Cleaning sprays with the wrong lens

Figure 1 - Cleaning sprays on a winter's morning. (c) DE Wolf 2017.

Figure 1 – Cleaning sprays on a winter’s morning. (c) DE Wolf 2017.

It was a beautiful sunny holiday morning here in Massachusetts, and I took a few moments to photograph the birds outside my window. When I retreated to my computer I noticed the dramatic translucence that a set of cleaning spray bottles betrayed in a winter’s sunlight. The solar rays are lusciously long and low in January. I did a bit of rearranging and took the image of Figure 1, with the wrong lens. I say the wrong lens because I had my huge birding lens on my camera and at 250 mm I really had to stand back and got a much more flattened effect than I would have gotten with my “regular” lens. Still the focus is progressive back to front, with the pumping mechanism revealed and illuminated in the font two spray heads.

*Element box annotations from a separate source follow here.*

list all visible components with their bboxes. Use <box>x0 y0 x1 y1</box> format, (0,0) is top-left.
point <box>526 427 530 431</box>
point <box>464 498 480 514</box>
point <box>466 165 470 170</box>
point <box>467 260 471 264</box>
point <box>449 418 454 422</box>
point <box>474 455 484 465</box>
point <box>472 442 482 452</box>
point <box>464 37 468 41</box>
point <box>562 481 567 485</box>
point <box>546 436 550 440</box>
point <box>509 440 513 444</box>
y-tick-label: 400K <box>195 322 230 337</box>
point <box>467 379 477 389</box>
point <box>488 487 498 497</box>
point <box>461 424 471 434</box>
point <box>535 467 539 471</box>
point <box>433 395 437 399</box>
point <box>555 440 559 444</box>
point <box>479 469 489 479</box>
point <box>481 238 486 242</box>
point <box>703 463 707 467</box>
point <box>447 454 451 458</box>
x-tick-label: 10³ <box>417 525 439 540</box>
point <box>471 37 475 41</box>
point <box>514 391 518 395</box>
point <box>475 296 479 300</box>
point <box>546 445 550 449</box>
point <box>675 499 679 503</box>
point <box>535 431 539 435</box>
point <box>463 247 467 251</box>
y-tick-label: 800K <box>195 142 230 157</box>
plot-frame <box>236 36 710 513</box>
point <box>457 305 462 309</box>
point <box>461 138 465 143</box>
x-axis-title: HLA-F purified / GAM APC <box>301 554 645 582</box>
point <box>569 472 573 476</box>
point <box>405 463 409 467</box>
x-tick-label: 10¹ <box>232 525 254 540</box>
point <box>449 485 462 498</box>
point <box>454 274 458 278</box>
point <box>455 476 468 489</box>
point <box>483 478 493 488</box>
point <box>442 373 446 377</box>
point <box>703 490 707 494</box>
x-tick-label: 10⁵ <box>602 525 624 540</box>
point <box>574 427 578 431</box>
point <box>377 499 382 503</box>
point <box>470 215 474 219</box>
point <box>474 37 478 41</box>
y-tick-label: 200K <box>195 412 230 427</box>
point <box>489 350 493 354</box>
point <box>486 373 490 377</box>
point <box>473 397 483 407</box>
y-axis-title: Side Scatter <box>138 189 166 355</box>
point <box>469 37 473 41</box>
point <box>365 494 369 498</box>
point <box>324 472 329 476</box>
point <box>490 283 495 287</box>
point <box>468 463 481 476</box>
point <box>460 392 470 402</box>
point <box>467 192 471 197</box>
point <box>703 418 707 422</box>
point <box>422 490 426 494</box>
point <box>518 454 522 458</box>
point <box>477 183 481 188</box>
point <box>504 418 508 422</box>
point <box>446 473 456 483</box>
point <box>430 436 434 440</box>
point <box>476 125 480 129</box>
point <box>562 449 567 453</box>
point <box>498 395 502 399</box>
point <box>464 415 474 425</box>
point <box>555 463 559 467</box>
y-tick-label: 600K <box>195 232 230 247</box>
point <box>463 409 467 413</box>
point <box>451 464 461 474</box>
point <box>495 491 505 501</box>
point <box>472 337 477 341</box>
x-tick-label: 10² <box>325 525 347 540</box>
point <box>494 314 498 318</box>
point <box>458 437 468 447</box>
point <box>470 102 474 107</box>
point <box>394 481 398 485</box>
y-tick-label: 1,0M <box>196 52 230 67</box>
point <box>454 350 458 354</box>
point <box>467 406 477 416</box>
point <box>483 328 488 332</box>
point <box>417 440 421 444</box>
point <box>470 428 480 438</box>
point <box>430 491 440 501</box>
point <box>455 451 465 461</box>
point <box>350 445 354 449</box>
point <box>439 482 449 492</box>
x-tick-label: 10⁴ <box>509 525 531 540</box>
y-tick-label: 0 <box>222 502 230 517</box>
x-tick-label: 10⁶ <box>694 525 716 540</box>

Having the wrong lens on your camera is a common problem, and you’ve got to adapt. When I go out in the woods, my long lens is sufficient weight. So I usually leave other lenses behind.  And sometimes, even if you have the “right” lens with you, there isn’t time to switch. I am reminded of a trip to Holland in my youth, where one of my fellow travelers had a Leica with a lens turret. This was a remarkable device. You just dialed in the lens you wanted and snap. This is almost a joke, because the glorious Leica was ever so silent. Its shutter made an almost inaudible click. Silent enough not to alert smooching lovers at a Paris cafe’ to the camera’s presence. But the turret changed your camera, at least aesthetically, to a microscope.

So Figure 1 is my image of the cleaning sprays made with the “wrong lens.” It represents that rare moment for me when the photograph is all about the color. I actually like the depth of focus obtained, the dark but not quite black background, and the slight but dramatic bokeh.

Canon T2i with EF100-400mm f/4.5-5.6L IS USM lens at 250 mm,ISO 1600, Aperture Priority AE Mode, 1/640th sec at f/10.0 with -1 exposure compensation. Oh, and I used spot metering on the front bottle’s nozzle.